Гвендолин не выдержала и расхохоталась, до того бесподобно Айхе изобразил алхимика.
— Если будешь вечно прятаться в башне, превратишься в такую же бледную оглоблю, как я, — заключил Айхе, медленно проводя пальцами по впалым щекам.
— Ты вправду испортил отвар для волос? — спросила Гвендолин, вытирая набежавшие от смеха слезы.

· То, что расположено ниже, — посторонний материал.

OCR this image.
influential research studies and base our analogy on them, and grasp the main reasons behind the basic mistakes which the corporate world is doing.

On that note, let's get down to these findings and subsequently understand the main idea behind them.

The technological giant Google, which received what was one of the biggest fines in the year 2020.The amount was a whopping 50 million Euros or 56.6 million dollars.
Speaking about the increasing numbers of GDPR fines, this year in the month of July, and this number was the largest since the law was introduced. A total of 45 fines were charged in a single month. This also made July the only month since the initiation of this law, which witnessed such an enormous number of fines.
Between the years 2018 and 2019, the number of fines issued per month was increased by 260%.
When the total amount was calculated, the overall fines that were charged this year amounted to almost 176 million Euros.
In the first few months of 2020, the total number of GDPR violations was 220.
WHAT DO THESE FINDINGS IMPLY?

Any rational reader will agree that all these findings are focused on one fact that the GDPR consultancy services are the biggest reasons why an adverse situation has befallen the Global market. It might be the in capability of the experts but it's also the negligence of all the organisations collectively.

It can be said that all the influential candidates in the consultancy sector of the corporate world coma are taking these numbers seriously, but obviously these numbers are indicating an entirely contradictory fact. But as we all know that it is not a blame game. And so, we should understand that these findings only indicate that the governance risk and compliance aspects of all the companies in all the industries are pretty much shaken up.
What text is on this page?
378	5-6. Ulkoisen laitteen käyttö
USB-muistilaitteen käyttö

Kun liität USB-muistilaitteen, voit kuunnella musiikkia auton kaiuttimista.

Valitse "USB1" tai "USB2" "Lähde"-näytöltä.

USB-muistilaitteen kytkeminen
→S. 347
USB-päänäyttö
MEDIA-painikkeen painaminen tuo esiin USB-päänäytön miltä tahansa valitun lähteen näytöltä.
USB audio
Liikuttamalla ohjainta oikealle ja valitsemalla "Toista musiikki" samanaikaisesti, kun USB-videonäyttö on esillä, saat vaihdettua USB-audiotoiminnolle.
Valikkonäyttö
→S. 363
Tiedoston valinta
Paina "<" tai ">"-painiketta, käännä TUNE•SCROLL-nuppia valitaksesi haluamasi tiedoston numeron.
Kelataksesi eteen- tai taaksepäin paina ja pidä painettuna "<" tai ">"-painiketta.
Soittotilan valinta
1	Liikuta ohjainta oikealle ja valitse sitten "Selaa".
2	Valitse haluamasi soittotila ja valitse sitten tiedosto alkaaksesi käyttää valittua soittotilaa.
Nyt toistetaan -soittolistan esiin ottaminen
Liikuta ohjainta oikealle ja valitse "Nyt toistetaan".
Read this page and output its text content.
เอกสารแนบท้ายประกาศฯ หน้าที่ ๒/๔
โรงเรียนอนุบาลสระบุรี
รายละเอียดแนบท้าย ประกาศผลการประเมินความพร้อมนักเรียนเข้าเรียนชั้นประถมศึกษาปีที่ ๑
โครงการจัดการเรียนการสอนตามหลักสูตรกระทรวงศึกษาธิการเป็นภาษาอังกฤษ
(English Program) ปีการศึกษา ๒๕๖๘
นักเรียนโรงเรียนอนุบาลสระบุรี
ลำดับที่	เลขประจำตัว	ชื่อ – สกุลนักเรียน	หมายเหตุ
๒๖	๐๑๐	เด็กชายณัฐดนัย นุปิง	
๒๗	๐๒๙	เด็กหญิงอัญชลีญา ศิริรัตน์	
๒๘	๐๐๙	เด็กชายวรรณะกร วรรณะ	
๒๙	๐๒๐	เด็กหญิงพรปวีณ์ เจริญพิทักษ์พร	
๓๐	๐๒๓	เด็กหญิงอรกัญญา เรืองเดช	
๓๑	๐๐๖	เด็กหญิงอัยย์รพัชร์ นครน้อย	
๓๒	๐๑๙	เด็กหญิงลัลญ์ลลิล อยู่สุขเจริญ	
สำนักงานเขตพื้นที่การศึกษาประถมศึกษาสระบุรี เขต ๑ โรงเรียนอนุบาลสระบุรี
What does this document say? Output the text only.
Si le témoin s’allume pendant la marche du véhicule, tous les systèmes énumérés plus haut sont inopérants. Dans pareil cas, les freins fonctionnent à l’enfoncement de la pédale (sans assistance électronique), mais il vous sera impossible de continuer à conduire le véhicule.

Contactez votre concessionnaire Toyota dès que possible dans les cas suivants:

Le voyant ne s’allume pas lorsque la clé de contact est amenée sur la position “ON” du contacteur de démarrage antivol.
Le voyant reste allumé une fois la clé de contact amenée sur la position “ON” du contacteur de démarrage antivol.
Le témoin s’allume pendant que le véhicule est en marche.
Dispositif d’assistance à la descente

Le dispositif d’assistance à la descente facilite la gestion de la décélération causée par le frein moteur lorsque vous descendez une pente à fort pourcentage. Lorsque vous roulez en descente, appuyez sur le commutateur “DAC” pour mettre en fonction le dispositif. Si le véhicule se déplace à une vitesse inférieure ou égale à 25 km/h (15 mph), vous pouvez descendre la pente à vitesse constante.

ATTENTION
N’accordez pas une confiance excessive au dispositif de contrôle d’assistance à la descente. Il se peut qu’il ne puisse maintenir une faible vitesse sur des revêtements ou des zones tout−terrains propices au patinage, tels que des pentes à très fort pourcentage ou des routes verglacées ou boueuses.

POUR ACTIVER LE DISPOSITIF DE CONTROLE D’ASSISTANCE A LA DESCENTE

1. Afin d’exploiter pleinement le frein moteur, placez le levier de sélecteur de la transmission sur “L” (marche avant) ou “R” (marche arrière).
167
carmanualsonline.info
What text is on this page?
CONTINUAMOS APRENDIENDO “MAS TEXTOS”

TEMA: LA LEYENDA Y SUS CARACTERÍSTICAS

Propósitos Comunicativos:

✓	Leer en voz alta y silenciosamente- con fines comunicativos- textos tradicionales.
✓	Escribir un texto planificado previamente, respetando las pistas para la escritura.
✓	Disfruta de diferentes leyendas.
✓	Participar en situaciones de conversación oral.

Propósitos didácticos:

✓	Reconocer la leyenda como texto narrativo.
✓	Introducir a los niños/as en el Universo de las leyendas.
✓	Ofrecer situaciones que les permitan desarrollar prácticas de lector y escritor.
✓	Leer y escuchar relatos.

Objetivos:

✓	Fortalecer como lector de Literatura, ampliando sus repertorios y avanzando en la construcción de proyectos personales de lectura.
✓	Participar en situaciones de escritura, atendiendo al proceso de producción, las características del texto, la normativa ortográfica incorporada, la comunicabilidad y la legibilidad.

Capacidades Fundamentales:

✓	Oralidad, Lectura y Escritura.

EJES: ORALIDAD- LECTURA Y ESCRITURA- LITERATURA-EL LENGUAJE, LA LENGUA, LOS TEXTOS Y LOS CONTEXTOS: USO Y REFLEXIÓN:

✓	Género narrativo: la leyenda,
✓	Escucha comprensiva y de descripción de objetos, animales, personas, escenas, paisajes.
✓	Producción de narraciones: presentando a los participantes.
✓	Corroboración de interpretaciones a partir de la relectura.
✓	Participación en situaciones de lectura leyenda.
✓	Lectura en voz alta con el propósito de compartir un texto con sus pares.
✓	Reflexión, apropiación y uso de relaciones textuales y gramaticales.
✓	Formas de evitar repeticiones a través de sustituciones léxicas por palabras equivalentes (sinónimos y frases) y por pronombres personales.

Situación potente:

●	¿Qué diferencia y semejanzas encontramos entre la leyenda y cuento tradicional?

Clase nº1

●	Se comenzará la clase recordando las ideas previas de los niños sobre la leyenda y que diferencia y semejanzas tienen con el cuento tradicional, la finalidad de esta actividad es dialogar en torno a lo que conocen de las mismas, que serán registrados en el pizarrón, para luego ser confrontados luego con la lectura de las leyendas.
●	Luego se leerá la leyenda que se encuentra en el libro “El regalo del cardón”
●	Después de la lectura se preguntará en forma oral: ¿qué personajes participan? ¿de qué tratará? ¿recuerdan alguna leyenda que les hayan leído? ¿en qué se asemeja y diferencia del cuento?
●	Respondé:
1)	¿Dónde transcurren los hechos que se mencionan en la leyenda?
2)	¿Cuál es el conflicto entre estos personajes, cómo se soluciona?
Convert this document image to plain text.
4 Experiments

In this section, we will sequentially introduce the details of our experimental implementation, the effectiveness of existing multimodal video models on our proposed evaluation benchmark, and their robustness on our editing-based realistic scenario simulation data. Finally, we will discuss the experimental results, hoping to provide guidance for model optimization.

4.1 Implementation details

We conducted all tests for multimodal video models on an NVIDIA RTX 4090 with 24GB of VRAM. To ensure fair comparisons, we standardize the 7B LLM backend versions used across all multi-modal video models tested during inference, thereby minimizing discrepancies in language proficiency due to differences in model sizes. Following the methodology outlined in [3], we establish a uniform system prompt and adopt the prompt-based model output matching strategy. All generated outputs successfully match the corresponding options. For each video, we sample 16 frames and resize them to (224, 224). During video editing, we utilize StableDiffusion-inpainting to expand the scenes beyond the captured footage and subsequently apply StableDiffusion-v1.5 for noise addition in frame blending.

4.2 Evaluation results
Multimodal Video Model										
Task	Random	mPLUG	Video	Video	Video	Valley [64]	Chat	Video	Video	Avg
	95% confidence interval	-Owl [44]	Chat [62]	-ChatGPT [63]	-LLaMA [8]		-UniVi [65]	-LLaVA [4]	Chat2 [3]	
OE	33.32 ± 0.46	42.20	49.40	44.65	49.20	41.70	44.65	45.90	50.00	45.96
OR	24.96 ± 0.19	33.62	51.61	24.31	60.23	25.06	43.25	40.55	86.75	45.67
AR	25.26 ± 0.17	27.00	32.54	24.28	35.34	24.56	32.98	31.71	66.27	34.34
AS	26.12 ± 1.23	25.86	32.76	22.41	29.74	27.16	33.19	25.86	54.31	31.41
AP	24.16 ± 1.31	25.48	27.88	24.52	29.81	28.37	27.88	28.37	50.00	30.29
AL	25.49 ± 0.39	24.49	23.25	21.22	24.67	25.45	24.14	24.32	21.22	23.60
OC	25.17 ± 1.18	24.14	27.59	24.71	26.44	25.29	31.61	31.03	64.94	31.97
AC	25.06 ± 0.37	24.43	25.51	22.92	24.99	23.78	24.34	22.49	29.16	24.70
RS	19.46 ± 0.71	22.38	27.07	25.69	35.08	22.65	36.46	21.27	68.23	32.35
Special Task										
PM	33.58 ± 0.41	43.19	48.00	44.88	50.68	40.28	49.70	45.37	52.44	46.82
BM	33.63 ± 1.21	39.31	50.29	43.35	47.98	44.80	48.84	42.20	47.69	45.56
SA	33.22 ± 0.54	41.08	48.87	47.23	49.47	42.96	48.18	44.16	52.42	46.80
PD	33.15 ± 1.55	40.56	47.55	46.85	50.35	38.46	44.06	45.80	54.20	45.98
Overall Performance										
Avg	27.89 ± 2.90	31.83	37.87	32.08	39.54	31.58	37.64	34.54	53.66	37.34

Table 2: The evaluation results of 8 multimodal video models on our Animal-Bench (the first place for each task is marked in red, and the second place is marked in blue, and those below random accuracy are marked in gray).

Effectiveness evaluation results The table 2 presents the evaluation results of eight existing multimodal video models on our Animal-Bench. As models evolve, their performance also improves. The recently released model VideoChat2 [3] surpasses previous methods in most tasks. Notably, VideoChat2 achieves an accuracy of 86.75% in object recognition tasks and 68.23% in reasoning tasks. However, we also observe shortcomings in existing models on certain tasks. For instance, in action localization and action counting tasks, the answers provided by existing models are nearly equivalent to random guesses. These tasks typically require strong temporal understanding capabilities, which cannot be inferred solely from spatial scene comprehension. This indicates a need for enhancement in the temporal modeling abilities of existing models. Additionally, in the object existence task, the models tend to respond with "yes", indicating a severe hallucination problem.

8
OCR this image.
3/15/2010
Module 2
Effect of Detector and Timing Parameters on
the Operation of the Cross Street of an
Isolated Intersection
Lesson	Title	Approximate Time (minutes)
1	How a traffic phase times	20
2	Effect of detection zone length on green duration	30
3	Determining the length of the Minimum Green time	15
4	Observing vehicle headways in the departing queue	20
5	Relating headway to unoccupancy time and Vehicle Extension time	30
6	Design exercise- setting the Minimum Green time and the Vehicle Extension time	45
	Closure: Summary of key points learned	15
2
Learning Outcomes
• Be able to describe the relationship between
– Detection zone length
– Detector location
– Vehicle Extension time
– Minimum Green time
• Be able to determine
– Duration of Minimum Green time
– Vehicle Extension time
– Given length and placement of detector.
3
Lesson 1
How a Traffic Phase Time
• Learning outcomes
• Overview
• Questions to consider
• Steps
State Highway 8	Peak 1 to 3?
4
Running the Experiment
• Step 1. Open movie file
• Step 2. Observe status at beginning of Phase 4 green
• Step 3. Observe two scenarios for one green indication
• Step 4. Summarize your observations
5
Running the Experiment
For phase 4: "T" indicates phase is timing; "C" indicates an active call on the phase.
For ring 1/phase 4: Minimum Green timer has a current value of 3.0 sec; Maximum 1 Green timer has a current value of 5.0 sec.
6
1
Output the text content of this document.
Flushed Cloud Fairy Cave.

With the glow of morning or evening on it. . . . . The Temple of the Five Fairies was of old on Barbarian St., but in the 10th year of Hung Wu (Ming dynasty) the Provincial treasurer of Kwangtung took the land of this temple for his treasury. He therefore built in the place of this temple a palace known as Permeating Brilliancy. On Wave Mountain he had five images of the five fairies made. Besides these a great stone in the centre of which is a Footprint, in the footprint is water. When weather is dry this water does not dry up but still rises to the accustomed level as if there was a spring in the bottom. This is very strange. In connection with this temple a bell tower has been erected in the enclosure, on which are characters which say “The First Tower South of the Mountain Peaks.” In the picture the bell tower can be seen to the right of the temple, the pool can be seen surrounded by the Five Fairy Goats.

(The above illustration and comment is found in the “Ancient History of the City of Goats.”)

— Ой, чего я только не испортил, — Айхе вновь плюхнулся на ступеньку, подался к ней и доверительно сообщил: — Дориан до сих пор уверен, будто прыщи, зеленые пятна или струпья, которыми Кагайя покрывается раз в полгода, это результат ошибок, вкравшихся в его расчеты.
— Какой жестокий.
— Не более, чем она.
Гвендолин прекратила улыбаться:
— Как ребра?
Она ждала ответа с замиранием сердца. Мечтала, чтобы Айхе поскорее поправился, и в то же время тревожилась из-за предстоящего путешествия к Цирцее.
— Нормально. На мне все быстро заживает.
— То есть она… часто тебя мучает?
— Не чаще, чем я ее, — весело отговорился Айхе.
— А зачем ты вообще подался к ней в ученики?